“Christian” as an adjective

Rob Bell said in his book, Velvet Elvis, “Something can be labeled Christian and not be true or good” and “Christian’ makes a great noun and a poor adjective”.  I bring this up because there are more and more things bearing the label “Christian”.  Well, that and I have a Rob Bell fetish, but that’s another story (I blame you, Sean).  But, the “Christian trend isn’t new.  4 years ago, Marian Salzman said in Metro American “Americans have become so decidedly religious that religion is going to become a very serious problem between the US and the rest of the world.
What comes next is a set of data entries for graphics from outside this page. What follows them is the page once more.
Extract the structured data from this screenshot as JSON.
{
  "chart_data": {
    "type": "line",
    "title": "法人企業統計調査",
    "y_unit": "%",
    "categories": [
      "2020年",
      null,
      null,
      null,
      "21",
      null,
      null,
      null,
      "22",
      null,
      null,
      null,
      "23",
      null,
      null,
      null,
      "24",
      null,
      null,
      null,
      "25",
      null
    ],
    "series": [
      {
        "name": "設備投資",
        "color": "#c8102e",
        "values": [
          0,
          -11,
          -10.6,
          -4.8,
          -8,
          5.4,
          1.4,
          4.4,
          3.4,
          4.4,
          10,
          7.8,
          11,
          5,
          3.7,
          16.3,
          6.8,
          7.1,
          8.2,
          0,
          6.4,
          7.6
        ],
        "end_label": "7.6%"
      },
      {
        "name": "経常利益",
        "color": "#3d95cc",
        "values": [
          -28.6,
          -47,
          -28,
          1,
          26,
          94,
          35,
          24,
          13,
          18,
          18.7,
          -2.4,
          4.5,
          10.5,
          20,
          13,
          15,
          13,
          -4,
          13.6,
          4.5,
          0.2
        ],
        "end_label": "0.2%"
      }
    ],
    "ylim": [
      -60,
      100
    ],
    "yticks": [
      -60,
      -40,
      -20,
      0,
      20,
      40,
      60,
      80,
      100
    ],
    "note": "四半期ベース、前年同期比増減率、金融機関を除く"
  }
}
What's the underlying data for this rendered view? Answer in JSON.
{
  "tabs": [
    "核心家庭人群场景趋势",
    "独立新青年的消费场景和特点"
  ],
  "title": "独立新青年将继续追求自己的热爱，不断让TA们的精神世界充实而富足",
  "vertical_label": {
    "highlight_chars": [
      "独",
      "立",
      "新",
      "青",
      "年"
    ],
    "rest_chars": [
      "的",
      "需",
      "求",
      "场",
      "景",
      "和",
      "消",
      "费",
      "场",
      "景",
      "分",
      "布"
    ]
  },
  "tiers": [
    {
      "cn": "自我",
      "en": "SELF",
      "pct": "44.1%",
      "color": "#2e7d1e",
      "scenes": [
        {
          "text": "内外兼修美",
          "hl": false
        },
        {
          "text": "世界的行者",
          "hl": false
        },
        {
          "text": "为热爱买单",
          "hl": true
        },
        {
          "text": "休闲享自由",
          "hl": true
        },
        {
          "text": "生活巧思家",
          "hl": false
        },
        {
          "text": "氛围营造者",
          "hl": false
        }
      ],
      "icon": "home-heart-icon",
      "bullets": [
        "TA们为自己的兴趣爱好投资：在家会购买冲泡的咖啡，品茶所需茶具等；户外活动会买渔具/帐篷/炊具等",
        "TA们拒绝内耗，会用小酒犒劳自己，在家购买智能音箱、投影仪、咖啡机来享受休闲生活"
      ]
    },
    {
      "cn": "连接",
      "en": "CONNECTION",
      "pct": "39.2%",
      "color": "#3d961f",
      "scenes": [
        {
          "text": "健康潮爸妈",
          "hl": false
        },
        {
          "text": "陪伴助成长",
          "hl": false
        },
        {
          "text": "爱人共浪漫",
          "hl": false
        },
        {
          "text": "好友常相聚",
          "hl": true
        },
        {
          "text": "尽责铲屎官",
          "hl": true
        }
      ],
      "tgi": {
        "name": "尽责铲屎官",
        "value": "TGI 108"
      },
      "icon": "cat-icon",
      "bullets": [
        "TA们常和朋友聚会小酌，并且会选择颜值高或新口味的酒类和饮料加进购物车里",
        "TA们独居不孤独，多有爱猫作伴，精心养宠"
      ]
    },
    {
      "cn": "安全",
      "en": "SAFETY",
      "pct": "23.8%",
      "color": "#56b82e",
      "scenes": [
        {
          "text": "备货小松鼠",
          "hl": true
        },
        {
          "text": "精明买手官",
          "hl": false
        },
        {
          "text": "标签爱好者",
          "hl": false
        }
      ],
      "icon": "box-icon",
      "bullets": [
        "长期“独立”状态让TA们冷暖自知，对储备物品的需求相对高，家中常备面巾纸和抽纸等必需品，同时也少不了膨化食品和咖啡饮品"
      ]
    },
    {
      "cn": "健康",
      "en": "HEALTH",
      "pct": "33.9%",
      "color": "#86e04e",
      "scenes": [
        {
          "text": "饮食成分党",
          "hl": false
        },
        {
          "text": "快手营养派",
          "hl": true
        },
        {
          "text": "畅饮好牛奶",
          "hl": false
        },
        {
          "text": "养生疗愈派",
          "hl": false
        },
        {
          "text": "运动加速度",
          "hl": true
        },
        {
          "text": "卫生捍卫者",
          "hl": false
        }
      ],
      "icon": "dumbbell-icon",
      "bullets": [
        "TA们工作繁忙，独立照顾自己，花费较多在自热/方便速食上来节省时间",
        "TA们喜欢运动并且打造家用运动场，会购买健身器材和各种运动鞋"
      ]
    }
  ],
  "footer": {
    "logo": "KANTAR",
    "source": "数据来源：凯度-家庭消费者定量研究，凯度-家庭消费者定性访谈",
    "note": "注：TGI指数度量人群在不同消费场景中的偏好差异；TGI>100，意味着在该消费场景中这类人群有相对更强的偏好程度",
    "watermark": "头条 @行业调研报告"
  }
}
Americans are living in a country where CHRISTIAN RETAIL is a shopping option, CHRISTIAN FOOD is a snack food option – there’s a chain called “Chick-fil-a” – it’s Christian chicken.”  It’s gotten worse.  I did a search using the word “Christian” followed by words that aren’t always associated with the faith, starting with “Christian stuff” and ending with “Christian sex”.  The following is some of what I found.

  1. Christian t-shirts_ There are a lot of these around, and I’ve yet to see one that isn’t kind of lame.  Of course, there are common ones, like “Got Jesus” or the ones with lines from popular CCM songs.  But, I found some new ones in researching this post.  Try “Jesus in my wingman”, “Living heart donor- I gave mine to Jesus” and my personal favorite “When the world was young and restless-and we were all worried about the days of our lives-God said you all my children-let me be your guiding light-and I will take you to another world”. I like this one because it takes the Christian tactic of using pop-culture to seem relevant to a level like no other.  “Got Jesus” pales in comparison.
  2. Christian recipes _ What exactly makes a recipe “Christian”?  Is it the ingredients?  The method of cooking, what?  Who knows.  But, search for “Christian recipes and you’ll find things like “Joseph’s Edible Coat of Many Colors” (white bread cut into coat shapes, painted with yogurt), Jesus mangers (taco shells with shredded cheese as hay and a gummi bear for the baby Jesus) and Resurrection Rolls (marshmallows rolled in butter and cinnamon sugar, then wrapped in a crescent roll).  I was hoping for something like this and I was not disappointed. 
  3. Christian shopping _ How many times have you been told “Oh, I like that store, they’re Christians”?  I suppose the idea is that Christians won’t stick it to you like a non-Christian.  I don’t know how true that is, but I do know that some people have made a killing in retail while displaying some Christian symbols.  This has gotten so big, there’s even a Christian shopping channel.  And, it’s on a Christian television network called DoersTV.  Now, that’s embracing new media.
  4. Christian dating services _ This ones been around for a while.  It’s all about being “equally yoked“.   In fact, there’s even a site called Equally Yoked.  There’s also Christian Mingle, Christian Connection Matchmaker and Big Church Dating, just to name a few. 
  5. Christian car dealers _ This one came up when I started getting bolder in my searching.  I was trying to think of words that didn’t really go with the adjective Christian and this one popped into my head.  I was concerned about this, because I’ve run across more shady car dealers than any other profession.  Most entries were variations on the name Christian.  But there was one ad listing site, a Christian Craig’s List, if you will.  Which leads to my next item:
  6. Christian Craigslist _ Yes, Virginia, there is a Christian Craig’s List and it’s called Christian Fish List.  And, no, it’s not the one I mentioned in #5.  That was just cars, this everything you’ll find on Craig’s List and more.  Less, too, because there are no racy personals and hooker ads on it.  There are, however, listings for missions, community and churches.  I did this search as a lark and hit the jackpot
  7. Christian Sex site _ Yes, I said Christian sex site.  I know you’re all thinking “What the f…”; Hey! don’t drop that f-bomb!  This is a Christian site, after all.  The sex site is called Christian Nymphos and their mission, they say, “is to teach married women to walk in sexual freedom with their husbands, so they will be able to reach out and help free the women in their lives.”  All you non-believers need not act so surprised; Christians like to knock boots as much as anyone.  And, repressed as some of us are, this site provides a needed service.  Their motto is “Married Sex: Spicy, the way God intended it to be!”  And, believe me, brothers and sister, it is!  I gotta be honest, the name of this site made every bit of research instantly worthwhile.  That’s saying something, too.  I love writing, but researching can be like crawling over broken glass sometimes. 

 I know that I haven’t even scraped the surface on this one.  So, if you’ve got any good ones, please share.